O kadar kızdım ki! Koskoca İstanbul’da 112’ den ambulansın gelememesine… Gelen ambulansta sedye olmamasına… Sedyeli ambulansın beklenilmesine... 4 ay önce yaşadıklarımıza benzer bir ambulans krizi... Ve öldürmeyen Allah öldürmüyor!
Sormuş annem neden geç geldiklerini. “Teyze, ambulans yok ki!” demişler… “Onu en iyi ben bilirim!” derdim orda olsaydım… Malum, bizde nakil için ambulans talep ettiğimizde 4-5 saat sonra geleceklerini söylemişlerdi… Özel ambulansın gelişi de 112' yi pek aratmadı... Zahmet etmeyin canım, çocuk hayata gözlerini yumdu zaten siz gelene kadar!
Annem ambulansa binmek isteyince izin vermemişler, yasakmış. Arabası yok. Oturduğumuz semtte taksi bulmakta kolay değil… Kuralları anlıyorum ancak sen önce gelmen gereken zamanda, gerekli ekipmanınla gel de sonra kaidelerini ortaya koy demekten alamıyorum kendimi.

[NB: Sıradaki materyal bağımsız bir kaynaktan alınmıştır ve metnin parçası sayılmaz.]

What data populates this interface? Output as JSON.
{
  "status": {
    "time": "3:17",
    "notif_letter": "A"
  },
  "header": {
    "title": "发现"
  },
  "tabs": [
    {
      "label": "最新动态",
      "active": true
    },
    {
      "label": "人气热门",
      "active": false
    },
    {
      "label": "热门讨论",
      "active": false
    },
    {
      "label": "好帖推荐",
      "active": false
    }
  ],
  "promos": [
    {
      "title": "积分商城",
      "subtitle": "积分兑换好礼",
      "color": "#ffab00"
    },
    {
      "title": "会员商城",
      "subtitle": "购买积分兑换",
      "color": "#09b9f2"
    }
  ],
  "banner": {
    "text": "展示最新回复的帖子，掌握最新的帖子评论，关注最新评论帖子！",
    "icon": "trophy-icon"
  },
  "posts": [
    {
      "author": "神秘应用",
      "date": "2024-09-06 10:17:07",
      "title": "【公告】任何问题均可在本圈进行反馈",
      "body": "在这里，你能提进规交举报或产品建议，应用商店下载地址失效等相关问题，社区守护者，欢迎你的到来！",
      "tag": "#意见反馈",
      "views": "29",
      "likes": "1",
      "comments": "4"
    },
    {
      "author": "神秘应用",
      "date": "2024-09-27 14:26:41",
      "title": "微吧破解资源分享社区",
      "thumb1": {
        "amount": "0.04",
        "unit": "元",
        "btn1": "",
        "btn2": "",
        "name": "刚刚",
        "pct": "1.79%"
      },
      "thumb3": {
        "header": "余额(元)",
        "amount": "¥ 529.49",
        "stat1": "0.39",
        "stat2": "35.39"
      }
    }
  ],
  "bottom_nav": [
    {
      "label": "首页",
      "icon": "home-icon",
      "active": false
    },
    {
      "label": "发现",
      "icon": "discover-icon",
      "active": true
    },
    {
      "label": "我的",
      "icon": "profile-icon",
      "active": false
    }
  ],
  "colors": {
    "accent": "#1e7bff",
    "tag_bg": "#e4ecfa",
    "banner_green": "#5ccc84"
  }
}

Demek ki, ambulans İren’ e nakil için yetişebilseydi beni almayacaklardı yanına. Oysa, biz beraber gideceğimizi konuşmuştuk. O; önde ambulansla, ben arkada bir taksiyle hastaneye varmış olsaydık ve “Kaybettik!” cümlesini orda duysaydım; “Siz benim çocuğuma ambulansta ne yaptınız?” diye soracağımı, "Hastanede kalbi dursaydı müdahale edilebilirdi." diyeceğimi, yaşayacağım suçluluk duygusunu, pişmanlığı düşündüm.
Yani, senaryo bu şekilde yazılmış olsaydı, bugüne kadar ambulansın gelmemesi üzerine sorduğum soruların yerini neden hastanede kalmadığımız alacaktı.
Bunları düşünürken, “Annesin işte! Hayattaki en büyük gayen evladını yaşatmak. Nerde, ne şekilde olursa olsun 130 gündür sorduğun neden, niçin, ne yapmalıydın, ne yapmamalıydın sorularının hepsi aslında evladını yaşatmak, hatta geri getiremeyeceğini bile bile, geri döndürmek için çaresiz bir çaba çünkü Annesin işte!” dedim kendime. Ve yine teslim oldum kadere!
Sonra aklıma, yaşları 99, 76, 74 ve 42 olmak üzere dört yaşlının, 12 yaşındaki İren’ imle aynı evde olduğu ve bu sıranın nasıl şaştığını sorduğum günler geldi… Hatta, tüm çocukluğumu birlikte geçirdiğim, zaman zaman “Anne” diye seslendiğim anneannemin yanına, olanlar sanki onun kabahatiymiş gibi, haftalarca giremediğim için kendimle olan içsel mücadele geldi. İren’ i kaybettikten sonra, sığınağım olan balkonda hep şu cümleyi kurdum: “Bundan sonra beni hiçbir şey üzemez!”.
Ben haftanın son iş gününün akşamında korktum… Ve anladım ki, “Bundan sonra beni hiçbir şey İren’ in kaybı kadar üzemez!”.
Kalbimin, bu derin acı içinde, başka bir travmaya ya da kayba burulabileceğini fark ettim. İnsan olduğumu yeniden hissettim.